Au cours des deux dernières décennies, NGS a suscité une large popularité, notamment pour son rôle clé dans l'identification de nombreuses mutations et variantes chromosomiques liées aux maladies. Dans le domaine des mutations génétiques liées aux maladies, le séquençage de nouvelle génération (NGS) a propulsé la recherche sur le cancer et le diagnostic clinique dans l'ère génomique, réalisant la vision de la médecine personnalisée basée sur les caractéristiques des mutations tumorales.
Les applications du NGS dans les cliniques de cancérologie englobent un éventail de techniques, y compris séquençage du génome entier (SGE)séquençage de l'exome entier (WES) séquençage de panneaux de gènes ciblés (TS), séquençage du transcriptome, séquençage épigénétique et séquençage monophasique. Distinctions entre WGS, WES et TS proviennent principalement de leurs niveaux de couverture. Le WGS couvre de manière exhaustive l'ensemble du génome à un taux d'environ 95%-98%, tandis que le WES et le TS capturent et séquencent sélectivement des fragments d'ADN provenant de tout l'exome ou de gènes cibles spécifiques, respectivement. Étant donné qu'environ 2% du génome humain est constitué de séquences codantes, WES et TS améliorent stratégiquement la profondeur de séquençage de manière rentable, tout en préservant la précision et l'efficacité.
La majorité des applications NGS liées au cancer adoptées commercialement tirent parti de la méthode TS pour acquérir des séquences de gènes liés au cancer ou obtenir des informations épigénétiques.
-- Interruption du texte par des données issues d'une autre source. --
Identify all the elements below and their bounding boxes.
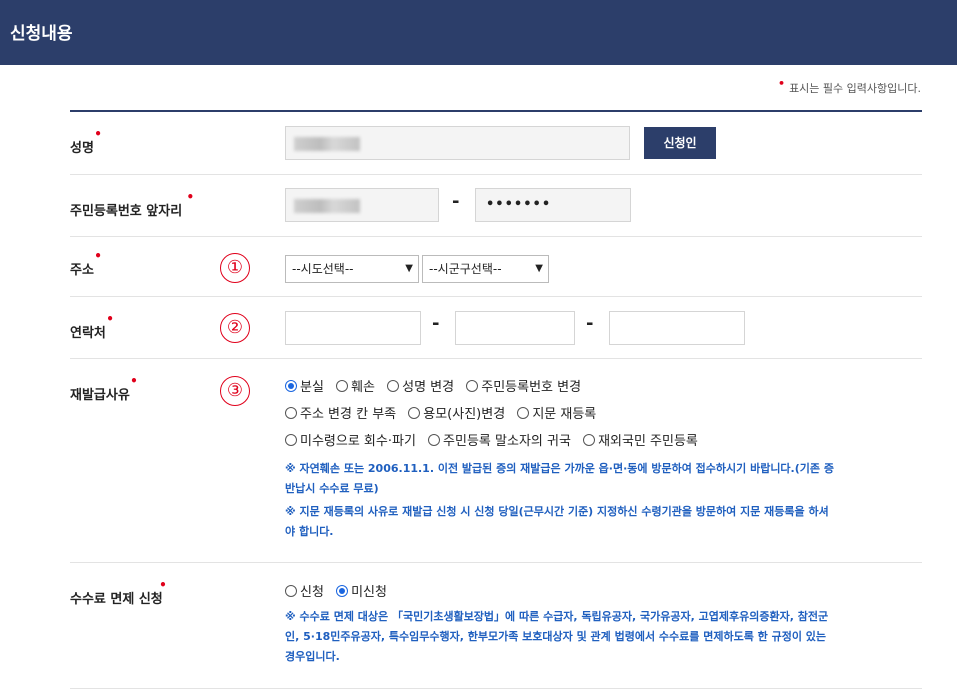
radio-icon [408,407,421,419]
reason-option-overseas[interactable]: 재외국민 주민등록 [583,430,698,449]
row-address: 주소 • ① --시도선택-- ▼ --시군구선택-- ▼ [70,237,922,297]
step-3-badge: ③ [220,376,250,406]
required-marker: • [186,190,195,204]
row-rrn: 주민등록번호 앞자리 • - ••••••• [70,175,922,237]
required-marker: • [94,127,102,141]
reason-option-lost[interactable]: 분실 [285,376,324,395]
fee-option-not-apply[interactable]: 미신청 [336,581,387,600]
required-marker: • [94,249,102,263]
phone-part3-input[interactable] [609,311,745,345]
masked-value [294,137,360,151]
radio-icon [387,380,400,392]
reason-option-photo-change[interactable]: 용모(사진)변경 [408,403,505,422]
address-label: 주소 • [70,249,102,278]
fee-options: 신청 미신청 [285,581,395,600]
fee-option-apply[interactable]: 신청 [285,581,324,600]
radio-icon [583,434,596,446]
radio-icon [285,407,297,419]
row-fee-exemption: 수수료 면제 신청 • 신청 미신청 ※ 수수료 면제 대상은 「국민기초생활보장… [70,563,922,689]
reason-option-return[interactable]: 주민등록 말소자의 귀국 [428,430,571,449]
sigungu-select[interactable]: --시군구선택-- ▼ [422,255,549,283]
radio-icon [336,380,349,392]
reason-option-rrn-change[interactable]: 주민등록번호 변경 [466,376,581,395]
name-input[interactable] [285,126,630,160]
rrn-front-input[interactable] [285,188,439,222]
row-contact: 연락처 • ② - - [70,297,922,359]
phone-separator-2: - [586,313,594,334]
sido-select[interactable]: --시도선택-- ▼ [285,255,419,283]
masked-value [294,199,360,213]
contact-label: 연락처 • [70,312,114,341]
chevron-down-icon: ▼ [535,263,543,274]
phone-part2-input[interactable] [455,311,575,345]
required-notice-text: 표시는 필수 입력사항입니다. [789,82,921,95]
radio-icon [285,585,297,597]
radio-icon [466,380,479,392]
fee-label: 수수료 면제 신청 • [70,578,167,607]
radio-icon [285,434,297,446]
rrn-separator: - [452,191,460,212]
radio-selected-icon [336,585,349,597]
radio-selected-icon [285,380,297,392]
row-reason: 재발급사유 • ③ 분실 훼손 성명 변경 주민등록번호 변경 주소 변경 칸 부… [70,359,922,563]
reason-option-unreceived[interactable]: 미수령으로 회수·파기 [285,430,416,449]
required-marker: • [130,374,138,388]
reason-option-name-change[interactable]: 성명 변경 [387,376,454,395]
page-title: 신청내용 [10,24,73,44]
phone-part1-input[interactable] [285,311,421,345]
row-name: 성명 • 신청인 [70,112,922,175]
reason-option-address-full[interactable]: 주소 변경 칸 부족 [285,403,396,422]
fee-note: ※ 수수료 면제 대상은 「국민기초생활보장법」에 따른 수급자, 독립유공자,… [285,610,829,663]
reason-note-2: ※ 지문 재등록의 사유로 재발급 신청 시 신청 당일(근무시간 기준) 지정… [285,505,829,538]
name-label: 성명 • [70,127,102,156]
reason-options-line-1: 분실 훼손 성명 변경 주민등록번호 변경 [285,376,589,395]
reason-label: 재발급사유 • [70,374,138,403]
required-marker: • [159,578,167,592]
radio-icon [517,407,530,419]
reason-note-1: ※ 자연훼손 또는 2006.11.1. 이전 발급된 증의 재발급은 가까운 … [285,462,834,495]
reason-options-line-2: 주소 변경 칸 부족 용모(사진)변경 지문 재등록 [285,403,604,422]
required-notice: • 표시는 필수 입력사항입니다. [778,77,921,96]
step-1-badge: ① [220,253,250,283]
step-2-badge: ② [220,313,250,343]
reason-option-fingerprint[interactable]: 지문 재등록 [517,403,596,422]
page-header: 신청내용 [0,0,957,65]
required-marker: • [778,77,786,90]
phone-separator-1: - [432,313,440,334]
reason-option-damaged[interactable]: 훼손 [336,376,375,395]
rrn-label: 주민등록번호 앞자리 • [70,190,195,219]
reason-options-line-3: 미수령으로 회수·파기 주민등록 말소자의 귀국 재외국민 주민등록 [285,430,706,449]
radio-icon [428,434,441,446]
required-marker: • [106,312,114,326]
applicant-button[interactable]: 신청인 [644,127,716,159]
chevron-down-icon: ▼ [405,263,413,274]
rrn-back-input[interactable]: ••••••• [475,188,631,222]
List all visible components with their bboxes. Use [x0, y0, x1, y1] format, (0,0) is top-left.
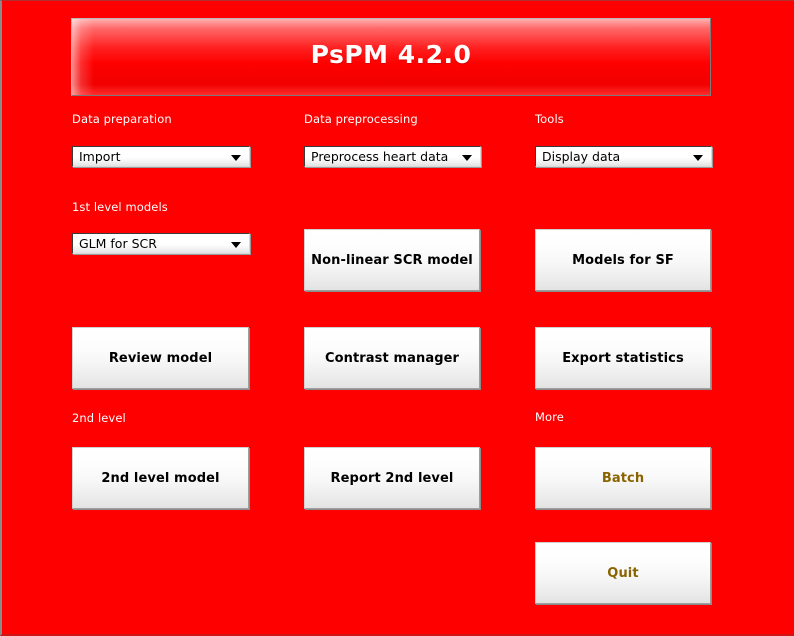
dropdown-preprocess-heart-data[interactable]: Preprocess heart data — [304, 146, 481, 167]
chevron-down-icon — [231, 242, 241, 248]
pspm-main-window: PsPM 4.2.0 Data preparation Import 1st l… — [0, 0, 794, 636]
section-label-data-preparation: Data preparation — [72, 112, 172, 126]
contrast-manager-button-label: Contrast manager — [324, 350, 460, 366]
chevron-down-icon — [693, 155, 703, 161]
non-linear-scr-model-button-label: Non-linear SCR model — [311, 252, 473, 268]
chevron-down-icon — [231, 155, 241, 161]
models-for-sf-button-label: Models for SF — [572, 252, 674, 268]
dropdown-glm-for-scr[interactable]: GLM for SCR — [72, 233, 250, 254]
review-model-button-label: Review model — [108, 350, 213, 366]
chevron-down-icon — [462, 155, 472, 161]
dropdown-display-data-value: Display data — [542, 149, 621, 164]
batch-button-label: Batch — [601, 470, 645, 486]
second-level-model-button[interactable]: 2nd level model — [72, 447, 249, 509]
export-statistics-button[interactable]: Export statistics — [535, 327, 711, 389]
section-label-1st-level-models: 1st level models — [72, 200, 168, 214]
second-level-model-button-label: 2nd level model — [101, 470, 220, 486]
quit-button-label: Quit — [607, 565, 639, 581]
section-label-data-preprocessing: Data preprocessing — [304, 112, 418, 126]
dropdown-glm-for-scr-value: GLM for SCR — [79, 236, 157, 251]
page-title: PsPM 4.2.0 — [310, 40, 472, 69]
contrast-manager-button[interactable]: Contrast manager — [304, 327, 480, 389]
report-2nd-level-button-label: Report 2nd level — [330, 470, 454, 486]
header-banner: PsPM 4.2.0 — [71, 18, 711, 96]
report-2nd-level-button[interactable]: Report 2nd level — [304, 447, 480, 509]
export-statistics-button-label: Export statistics — [562, 350, 684, 366]
section-label-2nd-level: 2nd level — [72, 411, 126, 425]
non-linear-scr-model-button[interactable]: Non-linear SCR model — [304, 229, 480, 291]
dropdown-import[interactable]: Import — [72, 146, 250, 167]
batch-button[interactable]: Batch — [535, 447, 711, 509]
dropdown-preprocess-heart-data-value: Preprocess heart data — [311, 149, 449, 164]
review-model-button[interactable]: Review model — [72, 327, 249, 389]
dropdown-import-value: Import — [79, 149, 121, 164]
section-label-more: More — [535, 410, 564, 424]
models-for-sf-button[interactable]: Models for SF — [535, 229, 711, 291]
section-label-tools: Tools — [535, 112, 564, 126]
dropdown-display-data[interactable]: Display data — [535, 146, 712, 167]
quit-button[interactable]: Quit — [535, 542, 711, 604]
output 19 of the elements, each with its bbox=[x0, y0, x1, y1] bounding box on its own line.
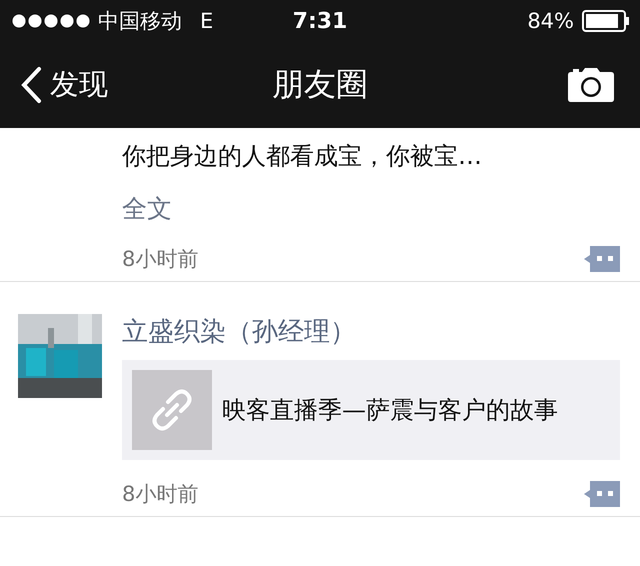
back-button[interactable]: 发现 bbox=[20, 65, 108, 105]
post-time: 8小时前 bbox=[122, 246, 198, 273]
back-chevron-icon bbox=[20, 66, 42, 104]
battery-percent: 84% bbox=[527, 9, 574, 33]
battery-icon bbox=[582, 10, 630, 32]
link-card[interactable]: 映客直播季—萨震与客户的故事 bbox=[122, 360, 620, 460]
page-title: 朋友圈 bbox=[272, 64, 368, 105]
network-type: E bbox=[200, 9, 214, 33]
post-text: 你把身边的人都看成宝，你被宝… bbox=[122, 141, 482, 172]
carrier-name: 中国移动 bbox=[98, 8, 182, 35]
link-title: 映客直播季—萨震与客户的故事 bbox=[222, 394, 558, 426]
author-name[interactable]: 立盛织染（孙经理） bbox=[122, 314, 356, 350]
comment-icon[interactable] bbox=[584, 246, 620, 272]
post-time: 8小时前 bbox=[122, 481, 198, 508]
expand-link[interactable]: 全文 bbox=[122, 192, 172, 225]
signal-icon bbox=[12, 14, 90, 28]
status-time: 7:31 bbox=[292, 8, 348, 34]
camera-icon[interactable] bbox=[568, 68, 614, 102]
comment-icon[interactable] bbox=[584, 481, 620, 507]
L'évolution continue et l'adoption généralisée des théories et technologies de détection NGS liées au cancer ont élargi ses applications pratiques à différentes phases cliniques. Ces applications incluent désormais le dépistage précoce du cancer, la détection de la maladie résiduelle minimale (MRD) postopératoire, et des diagnostics simultanés pour les patients confrontés à des cancers avancés.
Veuillez lire notre article. Séquençage de nouvelle génération pour la découverte de biomarqueurs du cancer.
Technologie de séquençage à lecture longue de molécules uniques
L'innovant technologie de séquençage à long lecteur de molécules uniques présente des avantages significatifs dans la détection des mutations génétiques, en particulier en excelling dans l'analyse des "séquences difficiles" qui posent des défis pour les techniques conventionnelles. Cela peut inclure des répétitions en tandem (STR) riches en GC et des STR composés de motifs de séquences répétitives qui s'écartent du génome de référence.
Une force clé du séquençage à long lecteur de molécules uniques réside dans sa capacité à contourner l'amplification par PCR, permettant une couverture complète de l'ensemble de la région génomique, en particulier dans les zones amplifiées de manière répétée. Cette approche garantit une exploration approfondie de l'ensemble de la région d'amplification des répétitions sans les limitations associées à la PCR. De plus, la technologie fournit des résultats plus complets, englobant l'intégralité des séquences répétées, des détails sur les longueurs des répétitions amplifiées, le nombre d'unités répétées et leur distribution.
La haute résolution de cette technologie est particulièrement remarquable car elle fournit des informations précises sur les séquences interrompues près des répétitions causant des maladies. Ces interruptions peuvent servir de marqueurs précieux pour le traitement et le pronostic des maladies. En conséquence, technologie de séquençage à lecture longue de molécules uniques est anticipé pour jouer un rôle clé dans le diagnostic moléculaire lié aux anomalies d'amplification des STR. Son application promet une sensibilité et une spécificité accrues pour les maladies dynamiques, offrant aux patients et à leur descendance des informations diagnostiques et thérapeutiques plus détaillées.